Lake Murray was supposed to be a three-day tournament from Dec. 11-13, but heavy rain and mist shortened it to two. On Dec. 12, Gay caught five fish weighing 18 pounds, 12 ounces.

“I pretty much had to scrap everything that I learned at practice and just go fish the conditions, and I caught a lot of fish out of grass early,” Gay said. “There’s underwater vegetation and a lot of the fish were just hanging out around grass.”

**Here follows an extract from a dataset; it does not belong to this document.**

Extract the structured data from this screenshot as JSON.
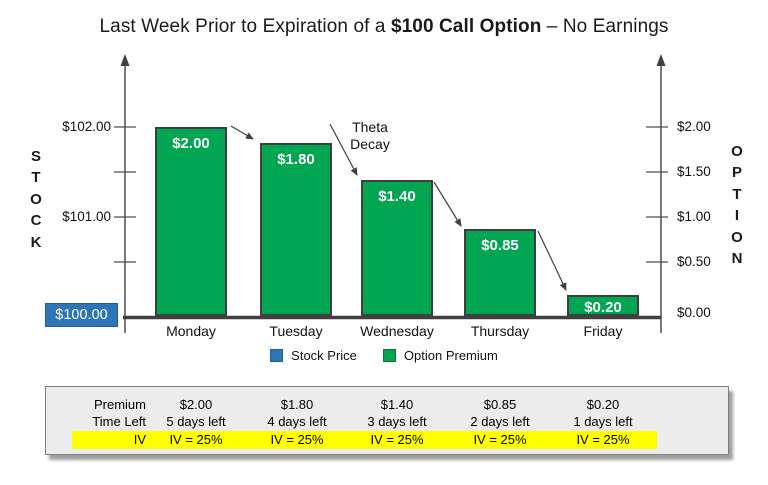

Gay was in fifth place headed to Dec. 13 – but just a pound from first. His five biggest fish weighed in at 21-3 for a total of 39-15, a little more than two pounds heavier than runner-up Brock Bila’s 37-8.

Gay said bulldozers are his favorite piece of heavy equipment.

“When we’re pushing rock at Riegler, it’s fast-pace,” he said. “Your mind’s always occupied, and when you’ve got a lot of trucks on you and you’ve got a lot to do, it’s kind of like an adrenaline rush.”

Gay isn’t quitting his day job at Riegler; he said most professionals cannot rely on their winnings alone.

“You don’t really know when your next paycheck is,” he said. “So the way that you can quit your job and become a professional is strictly off sponsorship … You have to be cool and still perform under pressure.”

“So as soon as I nail down enough sponsors that gives me the ability to to quit my job and fish professionally, that’s what I’ll do, but at the moment right now, I do not have enough sponsorship.”